On Saturday, after a lazy morning singing with ukuleles, we explored Cedar City. We walked through the campus of Southern Utah University, home of the Shakespeare Festival, and had sandwiches and crêpes for lunch in town. Then we visited an art supplies shop and a stringed instrument store.
The luthier told us a local girl had built the instrument on the left for a Science Olympiad event and had won state! The instrument has no frets, and she bowed it.
Then we headed north on Main Street till we reached the public library. Out front, there was a sculpture that reproduced some of the petroglyphs of nearby Parowan Gap. And inside, guess whose books they had in the YA section?
Petroglyph reproductions outside the public library
From the library, we went to a bead/comic book/trading card store, and then to a lovely (mostly used?) bookstore. After lingering there a while, we checked out a couple of art galleries and then headed to the Southern Utah Museum of Art.
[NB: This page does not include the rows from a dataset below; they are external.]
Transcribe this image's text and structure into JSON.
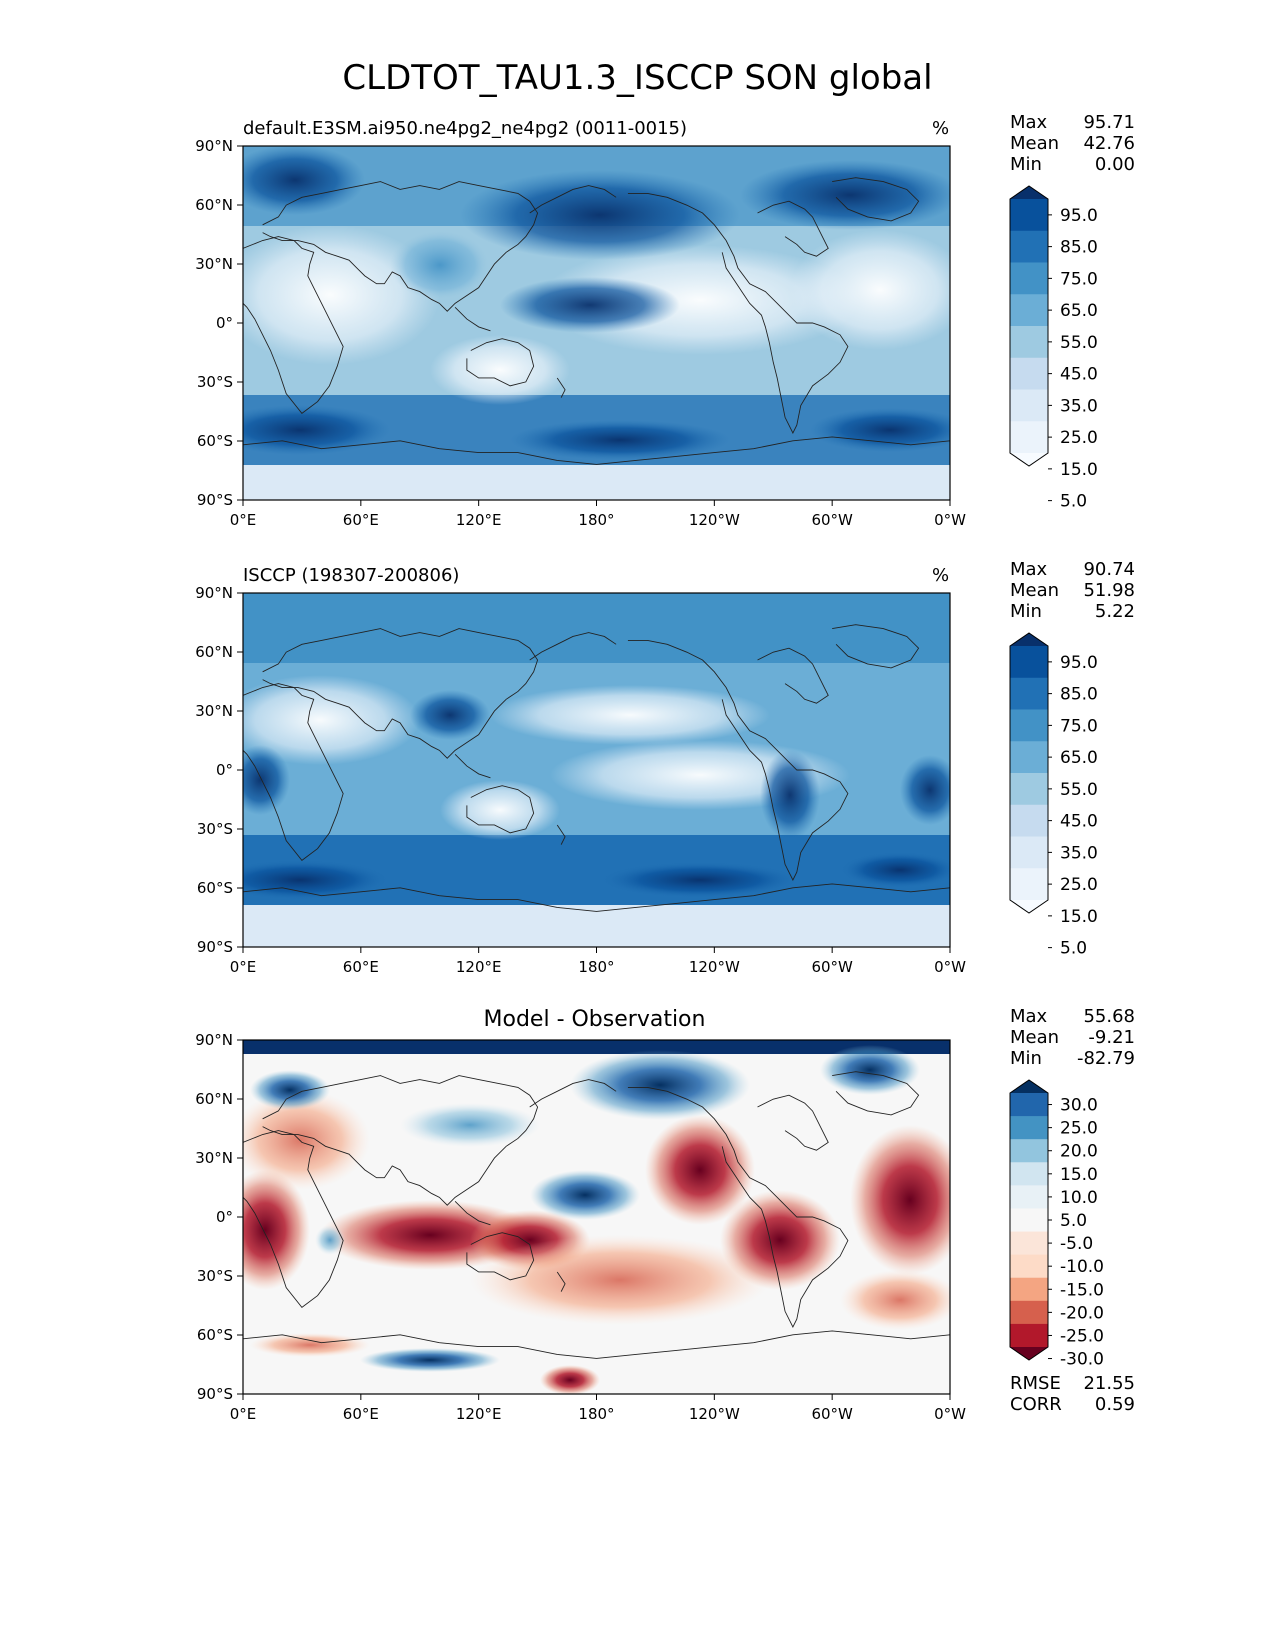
{
  "title": "CLDTOT_TAU1.3_ISCCP SON global",
  "panels": [
    {
      "title": "default.E3SM.ai950.ne4pg2_ne4pg2 (0011-0015)",
      "units": "%",
      "stats": [
        {
          "label": "Max",
          "value": "95.71"
        },
        {
          "label": "Mean",
          "value": "42.76"
        },
        {
          "label": "Min",
          "value": "0.00"
        }
      ],
      "colorbar": {
        "labels": [
          "95.0",
          "85.0",
          "75.0",
          "65.0",
          "55.0",
          "45.0",
          "35.0",
          "25.0",
          "15.0",
          "5.0"
        ],
        "colors": [
          "#08306b",
          "#08519c",
          "#2171b5",
          "#4292c6",
          "#6baed6",
          "#9ecae1",
          "#c6dbef",
          "#dbe9f6",
          "#ebf3fb",
          "#f7fbff"
        ]
      }
    },
    {
      "title": "ISCCP (198307-200806)",
      "units": "%",
      "stats": [
        {
          "label": "Max",
          "value": "90.74"
        },
        {
          "label": "Mean",
          "value": "51.98"
        },
        {
          "label": "Min",
          "value": "5.22"
        }
      ],
      "colorbar": {
        "labels": [
          "95.0",
          "85.0",
          "75.0",
          "65.0",
          "55.0",
          "45.0",
          "35.0",
          "25.0",
          "15.0",
          "5.0"
        ],
        "colors": [
          "#08306b",
          "#08519c",
          "#2171b5",
          "#4292c6",
          "#6baed6",
          "#9ecae1",
          "#c6dbef",
          "#dbe9f6",
          "#ebf3fb",
          "#f7fbff"
        ]
      }
    },
    {
      "title": "Model - Observation",
      "units": "",
      "stats": [
        {
          "label": "Max",
          "value": "55.68"
        },
        {
          "label": "Mean",
          "value": "-9.21"
        },
        {
          "label": "Min",
          "value": "-82.79"
        }
      ],
      "colorbar": {
        "labels": [
          "30.0",
          "25.0",
          "20.0",
          "15.0",
          "10.0",
          "5.0",
          "-5.0",
          "-10.0",
          "-15.0",
          "-20.0",
          "-25.0",
          "-30.0"
        ],
        "colors": [
          "#053061",
          "#2166ac",
          "#4393c3",
          "#92c5de",
          "#d1e5f0",
          "#e8f1f6",
          "#f7f7f7",
          "#fbe5d9",
          "#fddbc7",
          "#f4a582",
          "#d6604d",
          "#b2182b",
          "#67001f"
        ]
      },
      "metrics": [
        {
          "label": "RMSE",
          "value": "21.55"
        },
        {
          "label": "CORR",
          "value": "0.59"
        }
      ]
    }
  ],
  "axes": {
    "lat_ticks": [
      "90°N",
      "60°N",
      "30°N",
      "0°",
      "30°S",
      "60°S",
      "90°S"
    ],
    "lon_ticks": [
      "0°E",
      "60°E",
      "120°E",
      "180°",
      "120°W",
      "60°W",
      "0°W"
    ]
  }
}
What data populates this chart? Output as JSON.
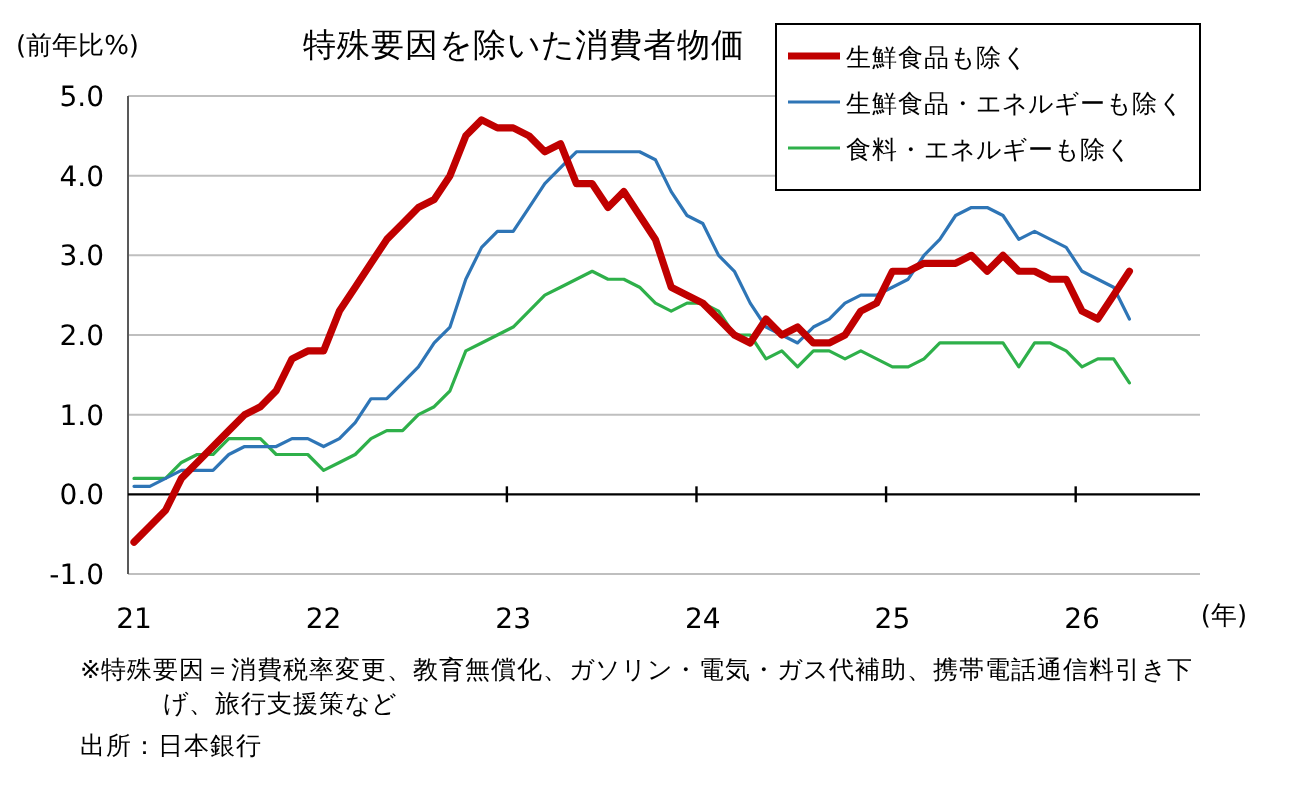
{
  "chart_data": {
    "type": "line",
    "title": "特殊要因を除いた消費者物価",
    "ylabel": "(前年比%)",
    "xlabel": "(年)",
    "categories": [
      "21",
      null,
      null,
      null,
      null,
      null,
      null,
      null,
      null,
      null,
      null,
      null,
      "22",
      null,
      null,
      null,
      null,
      null,
      null,
      null,
      null,
      null,
      null,
      null,
      "23",
      null,
      null,
      null,
      null,
      null,
      null,
      null,
      null,
      null,
      null,
      null,
      "24",
      null,
      null,
      null,
      null,
      null,
      null,
      null,
      null,
      null,
      null,
      null,
      "25",
      null,
      null,
      null,
      null,
      null,
      null,
      null,
      null,
      null,
      null,
      null,
      "26",
      null,
      null,
      null
    ],
    "series": [
      {
        "name": "生鮮食品も除く",
        "color": "#c00000",
        "values": [
          -0.6,
          -0.4,
          -0.2,
          0.2,
          0.4,
          0.6,
          0.8,
          1.0,
          1.1,
          1.3,
          1.7,
          1.8,
          1.8,
          2.3,
          2.6,
          2.9,
          3.2,
          3.4,
          3.6,
          3.7,
          4.0,
          4.5,
          4.7,
          4.6,
          4.6,
          4.5,
          4.3,
          4.4,
          3.9,
          3.9,
          3.6,
          3.8,
          3.5,
          3.2,
          2.6,
          2.5,
          2.4,
          2.2,
          2.0,
          1.9,
          2.2,
          2.0,
          2.1,
          1.9,
          1.9,
          2.0,
          2.3,
          2.4,
          2.8,
          2.8,
          2.9,
          2.9,
          2.9,
          3.0,
          2.8,
          3.0,
          2.8,
          2.8,
          2.7,
          2.7,
          2.3,
          2.2,
          2.5,
          2.8
        ]
      },
      {
        "name": "生鮮食品・エネルギーも除く",
        "color": "#2e75b6",
        "values": [
          0.1,
          0.1,
          0.2,
          0.3,
          0.3,
          0.3,
          0.5,
          0.6,
          0.6,
          0.6,
          0.7,
          0.7,
          0.6,
          0.7,
          0.9,
          1.2,
          1.2,
          1.4,
          1.6,
          1.9,
          2.1,
          2.7,
          3.1,
          3.3,
          3.3,
          3.6,
          3.9,
          4.1,
          4.3,
          4.3,
          4.3,
          4.3,
          4.3,
          4.2,
          3.8,
          3.5,
          3.4,
          3.0,
          2.8,
          2.4,
          2.1,
          2.0,
          1.9,
          2.1,
          2.2,
          2.4,
          2.5,
          2.5,
          2.6,
          2.7,
          3.0,
          3.2,
          3.5,
          3.6,
          3.6,
          3.5,
          3.2,
          3.3,
          3.2,
          3.1,
          2.8,
          2.7,
          2.6,
          2.2
        ]
      },
      {
        "name": "食料・エネルギーも除く",
        "color": "#2eb04a",
        "values": [
          0.2,
          0.2,
          0.2,
          0.4,
          0.5,
          0.5,
          0.7,
          0.7,
          0.7,
          0.5,
          0.5,
          0.5,
          0.3,
          0.4,
          0.5,
          0.7,
          0.8,
          0.8,
          1.0,
          1.1,
          1.3,
          1.8,
          1.9,
          2.0,
          2.1,
          2.3,
          2.5,
          2.6,
          2.7,
          2.8,
          2.7,
          2.7,
          2.6,
          2.4,
          2.3,
          2.4,
          2.4,
          2.3,
          2.0,
          2.0,
          1.7,
          1.8,
          1.6,
          1.8,
          1.8,
          1.7,
          1.8,
          1.7,
          1.6,
          1.6,
          1.7,
          1.9,
          1.9,
          1.9,
          1.9,
          1.9,
          1.6,
          1.9,
          1.9,
          1.8,
          1.6,
          1.7,
          1.7,
          1.4
        ]
      }
    ],
    "ylim": [
      -1,
      5
    ],
    "yticks": [
      {
        "value": -1,
        "label": "-1.0"
      },
      {
        "value": 0,
        "label": "0.0"
      },
      {
        "value": 1,
        "label": "1.0"
      },
      {
        "value": 2,
        "label": "2.0"
      },
      {
        "value": 3,
        "label": "3.0"
      },
      {
        "value": 4,
        "label": "4.0"
      },
      {
        "value": 5,
        "label": "5.0"
      }
    ],
    "grid": "y",
    "legend": "top right",
    "annotations": [
      "※特殊要因＝消費税率変更、教育無償化、ガソリン・電気・ガス代補助、携帯電話通信料引き下げ、旅行支援策など",
      "出所：日本銀行"
    ]
  }
}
They had an exhibit of local artist Jimmie Jones’s paintings of the southern Utah landscape and an exhibit of quilts (broadly construed) that were part of a competition on the theme of Pathfinders. The quilts were really cool; some of them were absolutely gorgeous. Several, inspired by the theme, depicted refugees or displaced people.
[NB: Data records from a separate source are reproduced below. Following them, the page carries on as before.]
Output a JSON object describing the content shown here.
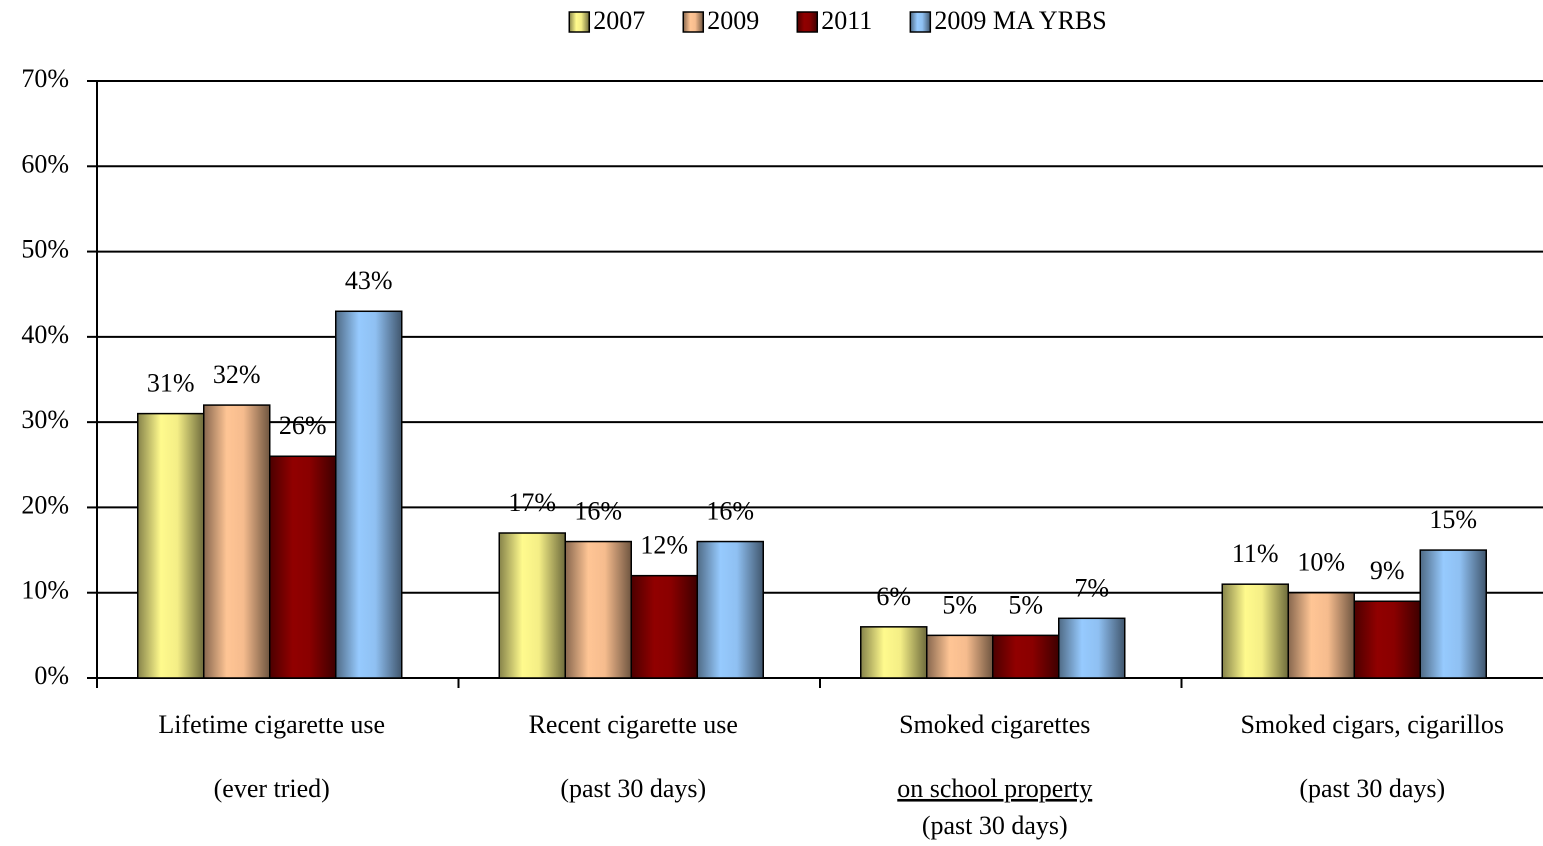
{
  "chart_data": {
    "type": "bar",
    "categories": [
      [
        "Lifetime cigarette use",
        "(ever tried)"
      ],
      [
        "Recent cigarette use",
        "(past 30 days)"
      ],
      [
        "Smoked cigarettes",
        "on school property",
        "(past 30 days)"
      ],
      [
        "Smoked cigars, cigarillos",
        "(past 30 days)"
      ]
    ],
    "series": [
      {
        "name": "2007",
        "color": "#f4ee86",
        "values": [
          31,
          17,
          6,
          11
        ],
        "value_labels": [
          "31%",
          "17%",
          "6%",
          "11%"
        ]
      },
      {
        "name": "2009",
        "color": "#f6bc8e",
        "values": [
          32,
          16,
          5,
          10
        ],
        "value_labels": [
          "32%",
          "16%",
          "5%",
          "10%"
        ]
      },
      {
        "name": "2011",
        "color": "#8a0000",
        "values": [
          26,
          12,
          5,
          9
        ],
        "value_labels": [
          "26%",
          "12%",
          "5%",
          "9%"
        ]
      },
      {
        "name": "2009 MA YRBS",
        "color": "#8fc0f2",
        "values": [
          43,
          16,
          7,
          15
        ],
        "value_labels": [
          "43%",
          "16%",
          "7%",
          "15%"
        ]
      }
    ],
    "ylim": [
      0,
      70
    ],
    "yticks": [
      {
        "value": 0,
        "label": "0%"
      },
      {
        "value": 10,
        "label": "10%"
      },
      {
        "value": 20,
        "label": "20%"
      },
      {
        "value": 30,
        "label": "30%"
      },
      {
        "value": 40,
        "label": "40%"
      },
      {
        "value": 50,
        "label": "50%"
      },
      {
        "value": 60,
        "label": "60%"
      },
      {
        "value": 70,
        "label": "70%"
      }
    ],
    "grid": true,
    "legend": "top"
  }
}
We went back to the Airbnb to rest a little before the next play, and Isabelle, Olivier, and I checked out the back garden, where there were chickens and raspberry brambles from which we plucked ripe berries.
Saturday evening’s show was Mary Zimmerman’s Treasure Island, which was also excellent. The sets were splendid, and I was delighted to recognize among the incidental music the fiddle tune “Drowsy Maggie” (for the fight in the Admiral Benbow Inn) and that famous Boccherini minuet.
On Sunday, we visited Zion National Park. I drove us to the entrance to the northwest part of the park (i.e. the closest part), the Kolob Canyons area. We set out on the La Verkin Creek Trail. Our original destination was Kolob Arch, which would have made for a 14-mile round trip hike, but we actually turned back after we’d gone about halfway to the arch.
The trail led us around these majestic red cliffs, through occasional woods and alongside wildflowers and over many dry streambeds. There were junipers, pines, and cottonwoods, mainly. The earth was red and sometimes reduced to soft sand. We glimpsed small birds, including the blue Steller’s jay, and saw some very large birds wheeling in the distance (I’m not sure I believe they were condors). There were also (rock?) squirrels; at one point we observed one chirping at us and another party of hikers quite insistently, and we realized some of the chirping we’d heard earlier might not have been birds but squirrels. I’d forgotten how much they could sound like birds.
We spent a lovely evening eating crêpes and singing with ukulele, and then Isabelle and I went out to look at the stars once more. You can see a thousand times more stars on a suburban street in Cedar City, UT than you can on the Westside of Los Angeles. The Summer Triangle, Cygnus, the Big and Little Dippers, Polaris, Cassiopeia… The Milky Way, even.
On Monday, we roadtripped back to Los Angeles to a soundtrack of French Canadian music, Scottish songs, and French musicals.